Niedrigenergie-Siedlung

Abb. 2: Verbrauchsstatistik bei einer Niedrigenergie-Siedlung. Die Siedlung mit 41 Niedrigenergiehäusern in Niedernhausen wurde 1992 bezogen. Der mittlere Verbrauch von 65,6 kWh/(m²a) stimmt mit dem berechneten Bedarf von 68 kWh/(m²a) [PHPP] im Rahmen der erreichbaren Genauigkeit überein. Die eingefügte Kurve ist die zugehörige Normalverteilung. Die Verbrauchsmessungen wurden von T. Loga und M. Großklos durchgeführt. [Loga 1997] .

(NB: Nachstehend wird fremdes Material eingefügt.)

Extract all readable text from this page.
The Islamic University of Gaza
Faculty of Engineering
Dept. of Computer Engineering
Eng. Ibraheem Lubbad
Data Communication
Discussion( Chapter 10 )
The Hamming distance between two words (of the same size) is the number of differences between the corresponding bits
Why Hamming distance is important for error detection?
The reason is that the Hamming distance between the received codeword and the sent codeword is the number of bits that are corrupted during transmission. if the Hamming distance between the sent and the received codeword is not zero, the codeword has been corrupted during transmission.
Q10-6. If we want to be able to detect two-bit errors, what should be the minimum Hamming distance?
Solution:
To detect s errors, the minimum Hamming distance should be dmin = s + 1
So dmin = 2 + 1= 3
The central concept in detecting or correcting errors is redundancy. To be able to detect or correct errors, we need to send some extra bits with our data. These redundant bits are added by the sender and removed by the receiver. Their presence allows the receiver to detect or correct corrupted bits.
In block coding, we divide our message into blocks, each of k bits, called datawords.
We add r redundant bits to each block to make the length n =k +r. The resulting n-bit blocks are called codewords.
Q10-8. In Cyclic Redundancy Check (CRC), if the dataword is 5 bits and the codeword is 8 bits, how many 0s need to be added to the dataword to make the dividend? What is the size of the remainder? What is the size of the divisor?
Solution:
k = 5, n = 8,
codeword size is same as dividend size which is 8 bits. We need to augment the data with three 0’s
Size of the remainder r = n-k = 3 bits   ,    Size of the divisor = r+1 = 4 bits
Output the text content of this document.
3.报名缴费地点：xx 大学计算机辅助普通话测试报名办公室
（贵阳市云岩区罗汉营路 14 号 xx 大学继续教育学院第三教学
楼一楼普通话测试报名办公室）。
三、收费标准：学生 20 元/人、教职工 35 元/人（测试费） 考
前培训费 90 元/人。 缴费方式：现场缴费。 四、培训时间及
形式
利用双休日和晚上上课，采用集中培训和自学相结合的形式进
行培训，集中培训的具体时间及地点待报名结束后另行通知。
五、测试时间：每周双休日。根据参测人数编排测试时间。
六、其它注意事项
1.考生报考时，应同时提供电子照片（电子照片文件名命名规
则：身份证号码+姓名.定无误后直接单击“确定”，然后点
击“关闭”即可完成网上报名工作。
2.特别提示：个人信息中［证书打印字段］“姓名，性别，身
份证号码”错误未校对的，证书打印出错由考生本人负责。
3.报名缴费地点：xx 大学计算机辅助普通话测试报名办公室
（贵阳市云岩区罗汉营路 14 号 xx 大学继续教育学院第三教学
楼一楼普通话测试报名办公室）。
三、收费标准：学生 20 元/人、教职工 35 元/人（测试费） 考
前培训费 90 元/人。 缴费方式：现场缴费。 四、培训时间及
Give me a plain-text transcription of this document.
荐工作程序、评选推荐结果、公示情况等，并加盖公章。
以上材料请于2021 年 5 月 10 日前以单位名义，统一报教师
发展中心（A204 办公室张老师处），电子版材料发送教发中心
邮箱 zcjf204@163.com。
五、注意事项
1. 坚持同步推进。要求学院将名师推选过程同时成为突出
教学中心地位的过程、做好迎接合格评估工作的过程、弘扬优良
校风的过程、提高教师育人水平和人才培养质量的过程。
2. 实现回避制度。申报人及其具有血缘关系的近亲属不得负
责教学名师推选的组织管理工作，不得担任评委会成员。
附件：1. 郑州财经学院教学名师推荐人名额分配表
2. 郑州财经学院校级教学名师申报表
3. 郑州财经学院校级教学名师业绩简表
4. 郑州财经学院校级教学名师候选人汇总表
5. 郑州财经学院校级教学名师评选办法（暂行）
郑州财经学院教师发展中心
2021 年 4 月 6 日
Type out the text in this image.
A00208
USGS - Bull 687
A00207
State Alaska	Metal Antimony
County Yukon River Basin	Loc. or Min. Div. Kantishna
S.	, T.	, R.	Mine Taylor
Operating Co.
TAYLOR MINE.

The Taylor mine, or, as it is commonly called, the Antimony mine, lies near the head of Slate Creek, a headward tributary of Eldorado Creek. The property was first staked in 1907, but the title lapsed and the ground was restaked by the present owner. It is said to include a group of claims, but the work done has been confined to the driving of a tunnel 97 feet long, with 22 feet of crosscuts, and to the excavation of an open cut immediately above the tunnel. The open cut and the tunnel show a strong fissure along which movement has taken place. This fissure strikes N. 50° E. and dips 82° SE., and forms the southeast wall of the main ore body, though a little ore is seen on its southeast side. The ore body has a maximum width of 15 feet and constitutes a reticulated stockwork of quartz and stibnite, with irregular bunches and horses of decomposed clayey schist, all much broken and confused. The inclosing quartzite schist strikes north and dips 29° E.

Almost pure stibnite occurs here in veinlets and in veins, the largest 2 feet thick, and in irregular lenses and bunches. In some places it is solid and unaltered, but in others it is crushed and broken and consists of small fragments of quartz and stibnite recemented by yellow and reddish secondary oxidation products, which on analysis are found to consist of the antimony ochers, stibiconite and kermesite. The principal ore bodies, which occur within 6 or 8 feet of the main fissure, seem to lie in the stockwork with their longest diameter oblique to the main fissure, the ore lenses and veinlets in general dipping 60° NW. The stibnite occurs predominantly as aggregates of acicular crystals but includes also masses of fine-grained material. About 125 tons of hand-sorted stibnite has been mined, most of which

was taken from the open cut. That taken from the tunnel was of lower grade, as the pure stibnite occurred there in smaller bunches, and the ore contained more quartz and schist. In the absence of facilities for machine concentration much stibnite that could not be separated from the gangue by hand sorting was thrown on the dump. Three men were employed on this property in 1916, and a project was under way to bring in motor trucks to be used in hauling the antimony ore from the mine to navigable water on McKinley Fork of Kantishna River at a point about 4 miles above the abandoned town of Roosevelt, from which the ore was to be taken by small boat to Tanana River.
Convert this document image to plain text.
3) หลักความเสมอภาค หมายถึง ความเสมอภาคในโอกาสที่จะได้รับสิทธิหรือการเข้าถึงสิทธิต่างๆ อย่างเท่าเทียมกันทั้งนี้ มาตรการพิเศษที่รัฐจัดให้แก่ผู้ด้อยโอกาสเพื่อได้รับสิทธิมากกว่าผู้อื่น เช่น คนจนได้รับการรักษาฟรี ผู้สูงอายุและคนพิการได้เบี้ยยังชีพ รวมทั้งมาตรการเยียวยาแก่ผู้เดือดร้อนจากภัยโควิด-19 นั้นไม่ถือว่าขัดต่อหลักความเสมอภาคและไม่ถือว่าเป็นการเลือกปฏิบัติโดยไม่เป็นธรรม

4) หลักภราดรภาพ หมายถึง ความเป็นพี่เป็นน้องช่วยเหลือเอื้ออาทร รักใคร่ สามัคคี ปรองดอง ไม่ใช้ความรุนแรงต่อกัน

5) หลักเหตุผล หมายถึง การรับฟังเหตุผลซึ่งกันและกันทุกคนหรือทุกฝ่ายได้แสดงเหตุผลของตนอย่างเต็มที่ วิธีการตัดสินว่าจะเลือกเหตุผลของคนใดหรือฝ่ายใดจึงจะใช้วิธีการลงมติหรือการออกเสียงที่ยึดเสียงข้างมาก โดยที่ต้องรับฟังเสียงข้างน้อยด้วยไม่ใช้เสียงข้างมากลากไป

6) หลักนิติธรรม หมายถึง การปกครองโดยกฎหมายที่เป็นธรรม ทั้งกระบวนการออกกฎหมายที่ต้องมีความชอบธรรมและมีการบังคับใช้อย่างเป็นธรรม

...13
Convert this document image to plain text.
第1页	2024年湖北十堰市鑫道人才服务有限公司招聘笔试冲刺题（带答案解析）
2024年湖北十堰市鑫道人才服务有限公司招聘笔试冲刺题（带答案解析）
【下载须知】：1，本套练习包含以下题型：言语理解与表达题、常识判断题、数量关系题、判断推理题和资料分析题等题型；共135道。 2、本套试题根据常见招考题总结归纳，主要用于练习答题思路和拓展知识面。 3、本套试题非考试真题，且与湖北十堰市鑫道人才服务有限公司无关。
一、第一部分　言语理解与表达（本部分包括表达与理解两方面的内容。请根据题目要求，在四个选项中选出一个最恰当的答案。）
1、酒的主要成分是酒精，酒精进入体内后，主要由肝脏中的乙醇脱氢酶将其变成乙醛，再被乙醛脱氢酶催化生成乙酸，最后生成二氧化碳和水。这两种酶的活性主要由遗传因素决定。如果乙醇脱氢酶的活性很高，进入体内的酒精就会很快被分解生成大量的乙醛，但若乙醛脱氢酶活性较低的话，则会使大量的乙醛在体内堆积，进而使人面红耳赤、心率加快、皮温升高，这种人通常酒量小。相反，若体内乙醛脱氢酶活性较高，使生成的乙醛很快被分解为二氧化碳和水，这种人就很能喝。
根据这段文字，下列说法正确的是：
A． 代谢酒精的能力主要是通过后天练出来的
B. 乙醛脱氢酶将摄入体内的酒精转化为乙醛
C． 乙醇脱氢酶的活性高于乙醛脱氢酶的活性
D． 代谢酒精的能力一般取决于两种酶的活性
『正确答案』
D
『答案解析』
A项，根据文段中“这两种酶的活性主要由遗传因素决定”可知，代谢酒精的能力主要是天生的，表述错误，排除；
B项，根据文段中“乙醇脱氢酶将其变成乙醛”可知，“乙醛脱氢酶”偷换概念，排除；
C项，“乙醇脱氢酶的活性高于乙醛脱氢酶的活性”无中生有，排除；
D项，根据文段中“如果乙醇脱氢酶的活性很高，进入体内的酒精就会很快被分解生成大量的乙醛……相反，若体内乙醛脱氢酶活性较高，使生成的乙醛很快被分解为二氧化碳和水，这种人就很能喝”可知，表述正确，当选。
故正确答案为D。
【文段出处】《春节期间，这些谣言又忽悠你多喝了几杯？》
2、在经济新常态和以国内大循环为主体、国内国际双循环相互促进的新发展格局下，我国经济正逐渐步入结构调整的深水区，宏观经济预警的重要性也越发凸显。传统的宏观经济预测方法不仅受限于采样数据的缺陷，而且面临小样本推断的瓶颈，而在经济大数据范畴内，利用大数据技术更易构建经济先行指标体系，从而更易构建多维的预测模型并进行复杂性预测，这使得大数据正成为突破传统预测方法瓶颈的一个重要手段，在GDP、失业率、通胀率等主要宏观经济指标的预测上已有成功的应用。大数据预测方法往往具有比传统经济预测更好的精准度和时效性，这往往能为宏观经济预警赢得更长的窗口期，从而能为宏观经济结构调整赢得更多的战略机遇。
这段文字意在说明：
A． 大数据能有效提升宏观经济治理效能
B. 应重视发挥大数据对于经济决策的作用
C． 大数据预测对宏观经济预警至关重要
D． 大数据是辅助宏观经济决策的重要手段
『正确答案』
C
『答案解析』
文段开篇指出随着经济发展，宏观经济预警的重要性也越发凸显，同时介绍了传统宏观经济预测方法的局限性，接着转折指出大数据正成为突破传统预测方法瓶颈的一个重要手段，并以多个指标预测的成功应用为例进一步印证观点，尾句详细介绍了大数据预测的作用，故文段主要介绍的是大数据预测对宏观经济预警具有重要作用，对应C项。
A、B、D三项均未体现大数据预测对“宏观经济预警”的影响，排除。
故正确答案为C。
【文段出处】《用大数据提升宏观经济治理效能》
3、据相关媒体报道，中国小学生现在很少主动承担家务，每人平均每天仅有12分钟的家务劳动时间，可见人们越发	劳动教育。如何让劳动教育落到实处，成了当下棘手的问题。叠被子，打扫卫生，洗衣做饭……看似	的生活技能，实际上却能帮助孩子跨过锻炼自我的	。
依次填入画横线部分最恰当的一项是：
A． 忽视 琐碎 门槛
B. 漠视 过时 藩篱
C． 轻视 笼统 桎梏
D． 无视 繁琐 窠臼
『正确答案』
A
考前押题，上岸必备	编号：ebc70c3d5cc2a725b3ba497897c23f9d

neh_niedernhausen.jpg Zum Vergleich wird die Niedrigenergie-Siedlung in Niedernhausen mit 41 Reihenhäusern herangezogen. Die Einzelwerte der Wärmezählerablesungen für das Jahr 1994 sind in Abb. 2 dargestellt (Messung: [Loga 1997]). Deren Mittelwert beträgt 65,6 kWh/(m²a). Bezugswert für den Verbrauch ist hier und im Folgenden immer die Wohnfläche, wie in der Heizkostenabrechnung üblich.

Dieser Mittelwert ist deutlich geringer als der durchschnittliche Heizwärmeverbrauch im Wohnungsbestand in Deutschland. Verwenden wir als derzeitigen (2013) Vergleichswert für Deutschland einen Wert von 112 kWh/(m²a) für Heizwärme, der dem durchschnittlichen Wärmeverbrauch bei verbrauchsabgerechneten Mehrfamilienhäusern [techem 2014] entspricht, so liegt der Verbrauch in der Niedrigenergie-Siedlung von 1997 um mindestens 41,5% unter dem heutigen Durchschnittsverbrauch. Übrigens: Der Baustandard dieser Siedlung, obwohl schon 1991 gebaut, ist immer noch etwas besser als das Anforderungsniveau der heute gültigen Energieeinsparverordnung (EnEV).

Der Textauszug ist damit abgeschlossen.